Foram as palavras dele quando, dez anos depois, a encontrou por mero acaso no café. Ela sorriu, disse-lhe “olá, amo-te” mas os lábios só disseram “olá, está tudo bem?”. Ficaram horas a conversar, até que ele, nestas coisas era sempre ele a perder a vergonha por mais vergonha que tivesse naquilo que tinha feito (como é que fui deixar-te? como fui tão imbecil ao ponto de não perceber que estava em ti tudo o que queria?), lhe disse com toda a naturalidade do mundo que queria levá-la para a cama. Ela primeiro pensou em esbofeteá-lo e depois amá-lo a tarde toda e a noite toda, de seguida pensou em fugir dali e depois amá-lo a tarde toda e a noite toda, e finalmente resolveu não dizer nada e, lentamente, a esconder as lágrimas por dentro dos olhos, abandonou-o da mesma maneira que ele a abandonara uma década antes. Não era uma vingança nem sequer um castigo – apenas percebeu que estava tão perdida dentro do que sentia que tinha de ir para longe dali para ir para dentro de si. Pensou que provavelmente foi isso o que lhe aconteceu naquele dia longínquo em que a deixara, sozinha e esparramada de dor, no chão, para nunca mais voltar.

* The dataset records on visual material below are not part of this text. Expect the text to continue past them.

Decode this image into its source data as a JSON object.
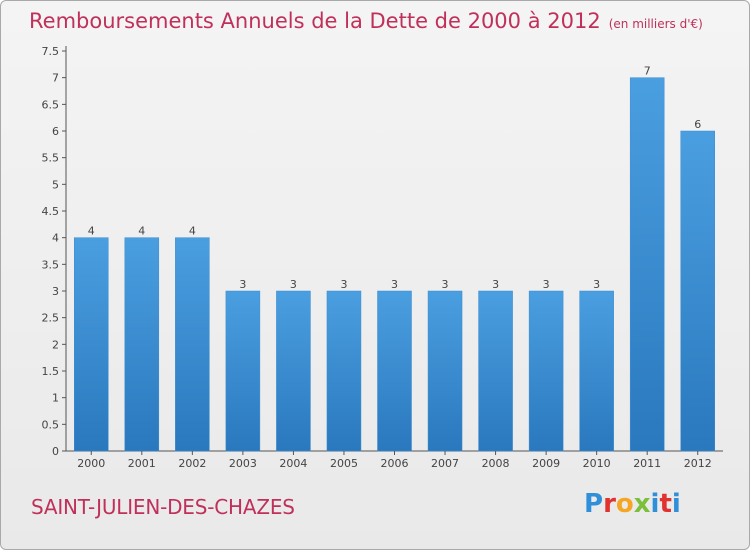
{
  "header": {
    "title": "Remboursements Annuels de la Dette de 2000 à 2012",
    "unit": "(en milliers d'€)"
  },
  "footer": {
    "commune": "SAINT-JULIEN-DES-CHAZES",
    "logo": [
      "P",
      "r",
      "o",
      "x",
      "i",
      "t",
      "i"
    ]
  },
  "colors": {
    "bar": "#4a9fe0",
    "bar_dark": "#2a78be",
    "title": "#c0305a"
  },
  "chart_data": {
    "type": "bar",
    "title": "Remboursements Annuels de la Dette de 2000 à 2012",
    "categories": [
      "2000",
      "2001",
      "2002",
      "2003",
      "2004",
      "2005",
      "2006",
      "2007",
      "2008",
      "2009",
      "2010",
      "2011",
      "2012"
    ],
    "values": [
      4,
      4,
      4,
      3,
      3,
      3,
      3,
      3,
      3,
      3,
      3,
      7,
      6
    ],
    "data_labels": [
      "4",
      "4",
      "4",
      "3",
      "3",
      "3",
      "3",
      "3",
      "3",
      "3",
      "3",
      "7",
      "6"
    ],
    "yticks": [
      "0",
      "0.5",
      "1",
      "1.5",
      "2",
      "2.5",
      "3",
      "3.5",
      "4",
      "4.5",
      "5",
      "5.5",
      "6",
      "6.5",
      "7",
      "7.5"
    ],
    "ylim": [
      0,
      7.5
    ],
    "xlabel": "",
    "ylabel": "",
    "grid": false
  }
}
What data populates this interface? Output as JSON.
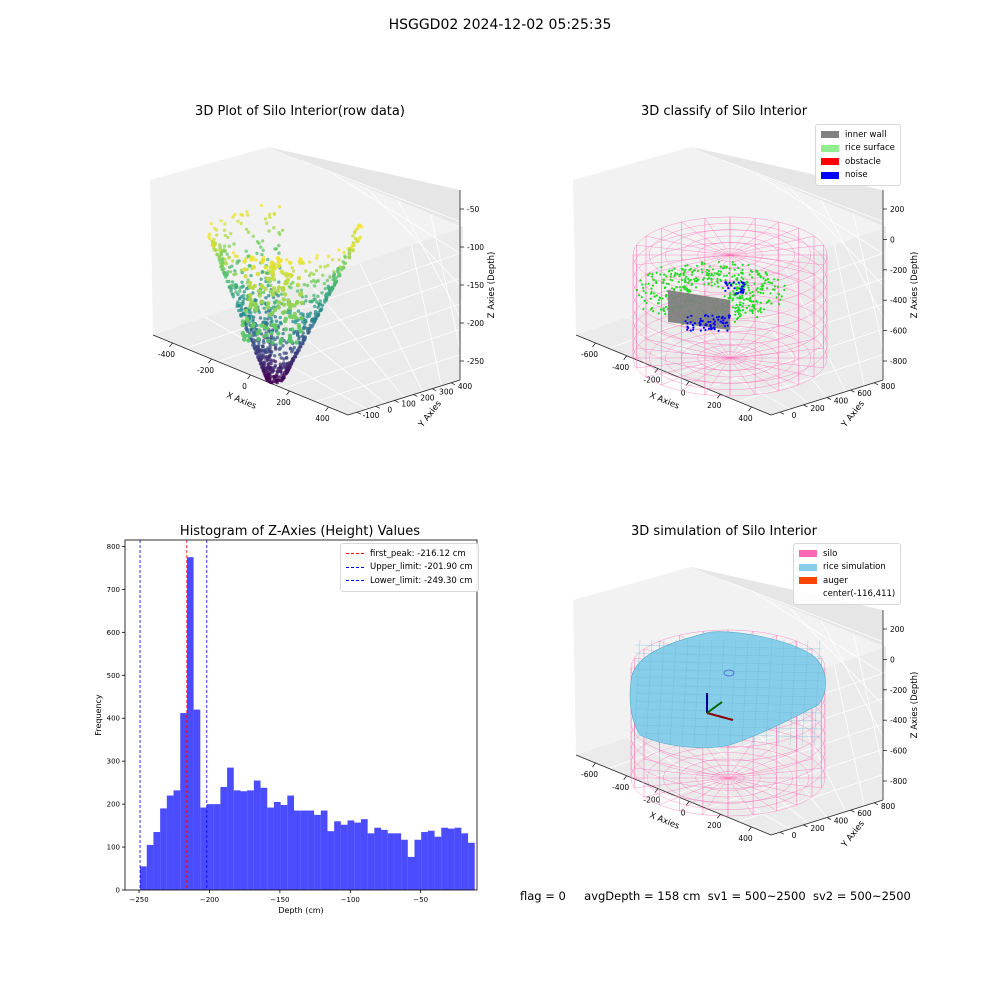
{
  "figure_title": "HSGGD02 2024-12-02 05:25:35",
  "status_line": {
    "flag": "flag = 0",
    "avg_depth": "avgDepth = 158 cm",
    "sv1": "sv1 = 500~2500",
    "sv2": "sv2 = 500~2500"
  },
  "chart_data": [
    {
      "type": "scatter",
      "title": "3D Plot of Silo Interior(row data)",
      "xlabel": "X Axies",
      "ylabel": "Y Axies",
      "zlabel": "Z Axies (Depth)",
      "x_ticks": [
        "-400",
        "-200",
        "0",
        "200",
        "400"
      ],
      "y_ticks": [
        "-100",
        "0",
        "100",
        "200",
        "300",
        "400"
      ],
      "z_ticks": [
        "-50",
        "-100",
        "-150",
        "-200",
        "-250"
      ],
      "colormap": "viridis"
    },
    {
      "type": "scatter",
      "title": "3D classify of Silo Interior",
      "xlabel": "X Axies",
      "ylabel": "Y Axies",
      "zlabel": "Z Axies (Depth)",
      "x_ticks": [
        "-600",
        "-400",
        "-200",
        "0",
        "200",
        "400"
      ],
      "y_ticks": [
        "0",
        "200",
        "400",
        "600",
        "800"
      ],
      "z_ticks": [
        "200",
        "0",
        "-200",
        "-400",
        "-600",
        "-800"
      ],
      "legend": [
        {
          "label": "inner wall",
          "color": "#808080"
        },
        {
          "label": "rice surface",
          "color": "#90ee90"
        },
        {
          "label": "obstacle",
          "color": "#ff0000"
        },
        {
          "label": "noise",
          "color": "#0000ff"
        }
      ],
      "legend_position": "top-right"
    },
    {
      "type": "bar",
      "title": "Histogram of Z-Axies (Height) Values",
      "xlabel": "Depth (cm)",
      "ylabel": "Frequency",
      "xlim": [
        -260,
        -10
      ],
      "ylim": [
        0,
        815
      ],
      "x_ticks": [
        -250,
        -200,
        -150,
        -100,
        -50
      ],
      "y_ticks": [
        0,
        100,
        200,
        300,
        400,
        500,
        600,
        700,
        800
      ],
      "bin_start": -249.3,
      "bin_width": 4.754,
      "values": [
        55,
        105,
        135,
        190,
        220,
        232,
        412,
        775,
        420,
        192,
        200,
        200,
        240,
        285,
        232,
        230,
        232,
        255,
        238,
        192,
        205,
        198,
        220,
        185,
        185,
        185,
        175,
        185,
        137,
        160,
        152,
        162,
        157,
        165,
        132,
        145,
        140,
        132,
        132,
        117,
        77,
        117,
        135,
        138,
        124,
        145,
        143,
        145,
        132,
        110
      ],
      "bar_color": "#0000ff",
      "vlines": [
        {
          "label": "first_peak: -216.12 cm",
          "x": -216.12,
          "color": "#ff0000"
        },
        {
          "label": "Upper_limit: -201.90 cm",
          "x": -201.9,
          "color": "#0000ff"
        },
        {
          "label": "Lower_limit: -249.30 cm",
          "x": -249.3,
          "color": "#0000ff"
        }
      ],
      "legend_position": "top-right"
    },
    {
      "type": "area",
      "title": "3D simulation of Silo Interior",
      "xlabel": "X Axies",
      "ylabel": "Y Axies",
      "zlabel": "Z Axies (Depth)",
      "x_ticks": [
        "-600",
        "-400",
        "-200",
        "0",
        "200",
        "400"
      ],
      "y_ticks": [
        "0",
        "200",
        "400",
        "600",
        "800"
      ],
      "z_ticks": [
        "200",
        "0",
        "-200",
        "-400",
        "-600",
        "-800"
      ],
      "legend": [
        {
          "label": "silo",
          "color": "#ff69b4"
        },
        {
          "label": "rice simulation",
          "color": "#87ceeb"
        },
        {
          "label": "auger",
          "color": "#ff4500"
        },
        {
          "label": "center(-116,411)",
          "color": ""
        }
      ],
      "legend_position": "top-right"
    }
  ]
}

De tudo o que amo és tu o que mais me apaixona.
Foram as palavras dela, poucos minutos depois, quando ele, teimoso, a seguiu até ao fundo da rua em hora de ponta. Estavam frente a frente, toda a gente a passar sem perceber que ali se decidia o futuro do mundo.
Ele disse: “casei-me com outra para te poder amar em paz”. Ela disse: “casei-me com outro para que houvesse um ruído que te calasse em mim”. Na verdade nem um nem outro disseram nada disso porque nem um nem outro eram poetas.
Mas o que as palavras de um (“amo-te como um louco”) e as palavras de outro (“amo-te como uma louca”) disseram foi isso mesmo.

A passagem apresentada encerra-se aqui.